There’s a reason why you should always name your posts before you do any significant amount of writing. Name it something, anything, who cares – you can always change it later. I always forget this and then remember the painful way just why I should be doing so . . . like a moment ago when I’d written a bunch of stuff, then accidentally hit F5 on my keyboard, refreshing the page, wiping out everything. Currently this post is called “Name.” (Now it’s one of my absolute most cringe-inducing lines from a Rush song, from an album that possesses quite a few.)
If you didn’t catch the
spirit news last week, Rush was on Comedy Central’s Colbert Report, their first TV appearance in 33 years. It wasn’t merely a musical performance, nor was it the typical Geddy/Alex interview – it was pretty much the entire show dedicated to Rush in one way or another, as references were made to the band throughout the whole show, and Colbert sat down with all three (yes, including reclusive Neil) for a humorous interview that seemingly spent much of its time poking fun at the length of their early material. One sample question: “You’ve been touring for over 30 years. Do you ever get tired of being so awesome and kicking so much ass?”
Playing out the “very long song” joke, Colbert goes to bed while Rush continues to play “Tom Sawyer” . . . and Rush appears again the next night where we find them finishing the song with their tags of Cheech & Chong’s “Earache My Eye” and the tease of “Cygnus X-1,” which should be very familiar to long time fans.
My only problem with this joke is that “Tom Sawyer” isn’t a long song, and Rush really only had a small handful of actually long songs, but I get it – I’m taking that too seriously and making Rush fans look exactly the way people think of us (and the band): like uptight dorks.

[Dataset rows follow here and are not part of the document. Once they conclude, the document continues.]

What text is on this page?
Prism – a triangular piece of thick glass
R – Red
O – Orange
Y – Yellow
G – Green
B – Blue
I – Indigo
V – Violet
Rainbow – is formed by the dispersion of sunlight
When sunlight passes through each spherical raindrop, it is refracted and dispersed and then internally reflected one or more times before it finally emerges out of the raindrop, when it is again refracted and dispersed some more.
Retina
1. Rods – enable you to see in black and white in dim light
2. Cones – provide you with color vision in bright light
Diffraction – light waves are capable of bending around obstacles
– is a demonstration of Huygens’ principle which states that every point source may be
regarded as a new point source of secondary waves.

I just want to point something out to people: Rush has remained popular and successful without TV. Thirty-three years without playing on a TV show, without MTV pushing their videos down your throats (yes, they had videos, but how many of them did you ever see?) and still they achieved, as Stephen Colbert points out, 24 gold records (sales of 500,000) and 14 platinum records (sales of 1,000,000.) If you know me and this site, you know I’m not one to point out sales as an indicator of good music, but when a band has been around this long and continues to sell this well, garner critical praise for their latest albums, well, it cannot be denied. Few artists can boast such claims, and most who have been around this long, if they are putting out new music, are doing so merely to have a reason to tour – and many simply tour with no new music. That’s pretty damned cool, isn’t it?